Dissertation Topic

Information Extraction from the WWW

Academic Year: 2024/2025

Supervisor: Burget Radek, doc. Ing., Ph.D.

Department: Department of Information Systems

Programs:
Information Technology (DIT) - full-time study
Information Technology (DIT) - combined study
Information Technology (DIT-EN) - full-time study
Information Technology (DIT-EN) - combined study

The topic of identifying and extracting specific information from documents on the Web has been the subject of intensive research for quite a long time. The basic obstacles that make this problem difficult are the loose structure of HTML documents and absence of meta-information (annotations) useful for recognizing the content semantics. This missing information is therefore compensated by the analysis of various aspects of web documents that include especially the following:

Document HTML code (DOM)
Document Text (Keyword Search, Statistical Text Analysis, Natural Language Processing Methods)
Visual organization (page content layout, visual properties)

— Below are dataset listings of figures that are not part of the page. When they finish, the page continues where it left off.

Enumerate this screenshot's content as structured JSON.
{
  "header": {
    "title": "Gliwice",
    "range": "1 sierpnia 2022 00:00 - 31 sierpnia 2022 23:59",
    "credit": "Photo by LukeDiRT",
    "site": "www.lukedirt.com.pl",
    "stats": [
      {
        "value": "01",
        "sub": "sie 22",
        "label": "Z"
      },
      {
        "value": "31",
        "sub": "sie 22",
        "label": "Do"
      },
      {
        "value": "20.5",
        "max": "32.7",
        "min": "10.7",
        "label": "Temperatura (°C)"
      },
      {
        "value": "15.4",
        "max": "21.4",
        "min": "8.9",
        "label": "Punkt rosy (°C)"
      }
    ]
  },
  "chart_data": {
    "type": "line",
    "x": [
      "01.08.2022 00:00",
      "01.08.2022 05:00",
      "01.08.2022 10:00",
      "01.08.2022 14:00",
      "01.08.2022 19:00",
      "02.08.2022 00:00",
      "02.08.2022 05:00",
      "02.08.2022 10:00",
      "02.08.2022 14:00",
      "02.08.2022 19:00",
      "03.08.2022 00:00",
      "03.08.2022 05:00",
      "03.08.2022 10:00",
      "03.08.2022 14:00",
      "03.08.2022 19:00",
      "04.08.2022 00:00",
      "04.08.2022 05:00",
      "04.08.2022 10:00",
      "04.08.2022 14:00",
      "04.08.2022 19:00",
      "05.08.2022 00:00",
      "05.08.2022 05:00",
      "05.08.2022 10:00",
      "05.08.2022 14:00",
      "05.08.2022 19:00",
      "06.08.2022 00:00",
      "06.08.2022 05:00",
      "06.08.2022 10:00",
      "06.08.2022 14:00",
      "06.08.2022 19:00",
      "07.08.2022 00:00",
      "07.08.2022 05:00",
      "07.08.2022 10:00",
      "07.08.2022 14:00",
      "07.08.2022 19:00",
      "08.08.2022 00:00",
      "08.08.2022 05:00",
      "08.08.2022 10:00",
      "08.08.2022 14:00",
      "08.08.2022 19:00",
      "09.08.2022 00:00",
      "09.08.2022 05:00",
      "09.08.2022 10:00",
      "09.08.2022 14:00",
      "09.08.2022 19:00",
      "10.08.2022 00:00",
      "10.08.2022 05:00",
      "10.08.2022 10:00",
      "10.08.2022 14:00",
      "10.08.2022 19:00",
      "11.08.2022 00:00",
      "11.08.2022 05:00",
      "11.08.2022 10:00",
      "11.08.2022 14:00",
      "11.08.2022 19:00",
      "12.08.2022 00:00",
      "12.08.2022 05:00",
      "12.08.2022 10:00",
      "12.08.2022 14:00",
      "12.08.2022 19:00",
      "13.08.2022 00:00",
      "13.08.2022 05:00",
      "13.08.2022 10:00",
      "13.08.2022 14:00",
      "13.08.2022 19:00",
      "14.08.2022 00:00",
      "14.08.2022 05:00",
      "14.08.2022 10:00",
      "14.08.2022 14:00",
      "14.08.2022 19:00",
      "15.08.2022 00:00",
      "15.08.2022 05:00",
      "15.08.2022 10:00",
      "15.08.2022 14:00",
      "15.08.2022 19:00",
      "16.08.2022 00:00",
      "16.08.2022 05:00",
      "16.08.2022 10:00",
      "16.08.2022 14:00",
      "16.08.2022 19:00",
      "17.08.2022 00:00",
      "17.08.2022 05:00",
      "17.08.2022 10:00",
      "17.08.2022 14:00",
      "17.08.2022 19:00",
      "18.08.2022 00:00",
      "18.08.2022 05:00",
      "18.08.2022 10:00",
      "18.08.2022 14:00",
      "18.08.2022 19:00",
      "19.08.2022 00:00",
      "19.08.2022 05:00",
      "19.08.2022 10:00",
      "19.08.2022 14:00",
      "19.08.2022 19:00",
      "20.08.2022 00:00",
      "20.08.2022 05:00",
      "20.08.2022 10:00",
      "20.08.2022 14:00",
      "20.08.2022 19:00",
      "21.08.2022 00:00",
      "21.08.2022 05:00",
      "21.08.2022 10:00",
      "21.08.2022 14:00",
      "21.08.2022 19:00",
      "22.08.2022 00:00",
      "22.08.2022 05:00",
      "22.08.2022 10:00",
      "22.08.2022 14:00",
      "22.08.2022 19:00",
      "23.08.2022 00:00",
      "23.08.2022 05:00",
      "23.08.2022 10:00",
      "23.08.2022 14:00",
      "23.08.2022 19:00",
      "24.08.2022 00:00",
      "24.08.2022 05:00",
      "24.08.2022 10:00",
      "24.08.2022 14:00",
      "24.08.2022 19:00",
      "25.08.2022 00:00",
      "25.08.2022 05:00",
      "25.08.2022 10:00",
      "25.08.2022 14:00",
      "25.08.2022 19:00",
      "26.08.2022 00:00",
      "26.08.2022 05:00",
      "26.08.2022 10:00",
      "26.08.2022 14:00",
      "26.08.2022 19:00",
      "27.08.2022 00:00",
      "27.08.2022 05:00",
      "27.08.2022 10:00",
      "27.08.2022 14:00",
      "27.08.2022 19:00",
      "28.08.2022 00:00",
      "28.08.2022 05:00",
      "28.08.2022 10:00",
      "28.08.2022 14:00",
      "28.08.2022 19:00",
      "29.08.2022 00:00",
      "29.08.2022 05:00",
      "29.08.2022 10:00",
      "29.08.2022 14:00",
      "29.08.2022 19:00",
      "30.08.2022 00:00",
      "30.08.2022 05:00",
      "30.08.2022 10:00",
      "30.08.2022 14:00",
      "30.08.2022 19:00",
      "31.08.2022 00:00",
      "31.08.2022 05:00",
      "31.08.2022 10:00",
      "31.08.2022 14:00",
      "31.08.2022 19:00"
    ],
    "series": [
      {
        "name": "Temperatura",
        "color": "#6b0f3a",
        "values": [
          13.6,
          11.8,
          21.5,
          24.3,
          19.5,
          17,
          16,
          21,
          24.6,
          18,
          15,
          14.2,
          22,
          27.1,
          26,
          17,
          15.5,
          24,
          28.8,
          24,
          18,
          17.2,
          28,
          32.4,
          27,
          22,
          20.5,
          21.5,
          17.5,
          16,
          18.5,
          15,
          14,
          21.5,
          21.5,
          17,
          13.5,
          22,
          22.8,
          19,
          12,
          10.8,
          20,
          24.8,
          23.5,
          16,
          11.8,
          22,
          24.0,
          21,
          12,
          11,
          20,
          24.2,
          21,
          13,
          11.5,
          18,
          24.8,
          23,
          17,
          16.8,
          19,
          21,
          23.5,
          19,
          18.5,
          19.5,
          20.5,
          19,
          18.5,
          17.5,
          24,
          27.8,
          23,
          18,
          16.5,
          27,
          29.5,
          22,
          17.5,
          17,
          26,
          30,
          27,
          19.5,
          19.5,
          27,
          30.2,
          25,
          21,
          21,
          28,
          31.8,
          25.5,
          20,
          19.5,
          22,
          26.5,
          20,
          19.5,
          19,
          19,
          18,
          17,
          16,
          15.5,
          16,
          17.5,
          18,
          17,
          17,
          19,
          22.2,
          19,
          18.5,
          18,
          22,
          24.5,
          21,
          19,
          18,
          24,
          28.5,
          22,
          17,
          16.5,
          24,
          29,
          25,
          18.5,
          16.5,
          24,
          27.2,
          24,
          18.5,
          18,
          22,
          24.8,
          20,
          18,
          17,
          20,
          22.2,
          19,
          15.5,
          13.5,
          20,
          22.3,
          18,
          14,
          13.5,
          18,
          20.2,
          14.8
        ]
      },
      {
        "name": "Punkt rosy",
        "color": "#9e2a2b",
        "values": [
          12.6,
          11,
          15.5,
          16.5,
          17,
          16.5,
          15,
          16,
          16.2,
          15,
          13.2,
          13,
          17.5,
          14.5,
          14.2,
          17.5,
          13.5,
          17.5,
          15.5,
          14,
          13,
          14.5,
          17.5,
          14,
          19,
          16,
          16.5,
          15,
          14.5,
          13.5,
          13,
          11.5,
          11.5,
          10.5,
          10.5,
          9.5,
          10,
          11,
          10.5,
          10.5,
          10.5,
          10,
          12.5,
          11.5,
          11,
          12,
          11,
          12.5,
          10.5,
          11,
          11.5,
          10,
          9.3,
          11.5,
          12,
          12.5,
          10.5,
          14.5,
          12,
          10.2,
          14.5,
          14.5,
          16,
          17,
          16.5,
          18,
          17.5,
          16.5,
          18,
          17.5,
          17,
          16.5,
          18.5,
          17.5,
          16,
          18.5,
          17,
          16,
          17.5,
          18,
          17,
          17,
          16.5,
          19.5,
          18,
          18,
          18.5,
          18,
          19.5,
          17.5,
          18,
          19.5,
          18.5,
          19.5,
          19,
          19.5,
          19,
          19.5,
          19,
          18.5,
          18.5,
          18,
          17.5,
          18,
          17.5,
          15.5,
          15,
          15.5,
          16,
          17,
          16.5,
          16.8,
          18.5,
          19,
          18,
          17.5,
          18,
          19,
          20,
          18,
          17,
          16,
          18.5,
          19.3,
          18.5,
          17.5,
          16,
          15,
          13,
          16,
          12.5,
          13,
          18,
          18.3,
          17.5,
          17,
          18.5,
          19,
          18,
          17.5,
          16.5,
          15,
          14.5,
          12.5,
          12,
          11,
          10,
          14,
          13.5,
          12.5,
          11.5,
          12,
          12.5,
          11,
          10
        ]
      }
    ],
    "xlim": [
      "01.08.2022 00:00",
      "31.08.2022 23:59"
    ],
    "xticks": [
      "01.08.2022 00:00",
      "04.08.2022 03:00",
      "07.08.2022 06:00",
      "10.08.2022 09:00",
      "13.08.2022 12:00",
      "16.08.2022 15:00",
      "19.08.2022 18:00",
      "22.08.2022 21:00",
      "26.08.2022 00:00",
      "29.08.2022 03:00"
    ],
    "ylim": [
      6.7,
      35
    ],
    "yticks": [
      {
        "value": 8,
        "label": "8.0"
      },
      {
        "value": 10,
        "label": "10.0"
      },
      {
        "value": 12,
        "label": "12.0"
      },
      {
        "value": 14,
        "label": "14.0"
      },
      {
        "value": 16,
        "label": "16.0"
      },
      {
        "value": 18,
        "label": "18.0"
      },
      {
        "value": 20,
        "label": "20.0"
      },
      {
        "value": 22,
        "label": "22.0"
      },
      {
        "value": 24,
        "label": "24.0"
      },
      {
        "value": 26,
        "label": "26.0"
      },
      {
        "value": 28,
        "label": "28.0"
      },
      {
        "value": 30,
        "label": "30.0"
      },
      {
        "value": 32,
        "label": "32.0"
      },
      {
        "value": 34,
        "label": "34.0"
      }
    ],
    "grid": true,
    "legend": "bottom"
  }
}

A background knowledge about the target domain and the commonly used presentation patterns is also necessary for successful information extraction. This knowledge allows a more precise recognition of the individual information fields in the document body.

Current approaches to information extraction from web documents focus mainly modeling and analyzing the documents themselves; modeling the target information for more precise recognition has not yet been examined in detail in this context. The assumed goals of the dissertation are therefore the following:

Analysis of existing domain models such as UML class diagrams, E-R diagrams or ontology.
Extending these models with the specification of recognizing particular data in documents (e.g. regular expressions, advanced text classification).
Design of information extraction methods based on a comparison of the structure of the information presented in the document and the expected structure of the target information.

Experimental implementation of the proposed methods using existing tools and experimental evaluation on real-world documents available on the WWW is also an integral part of the solution.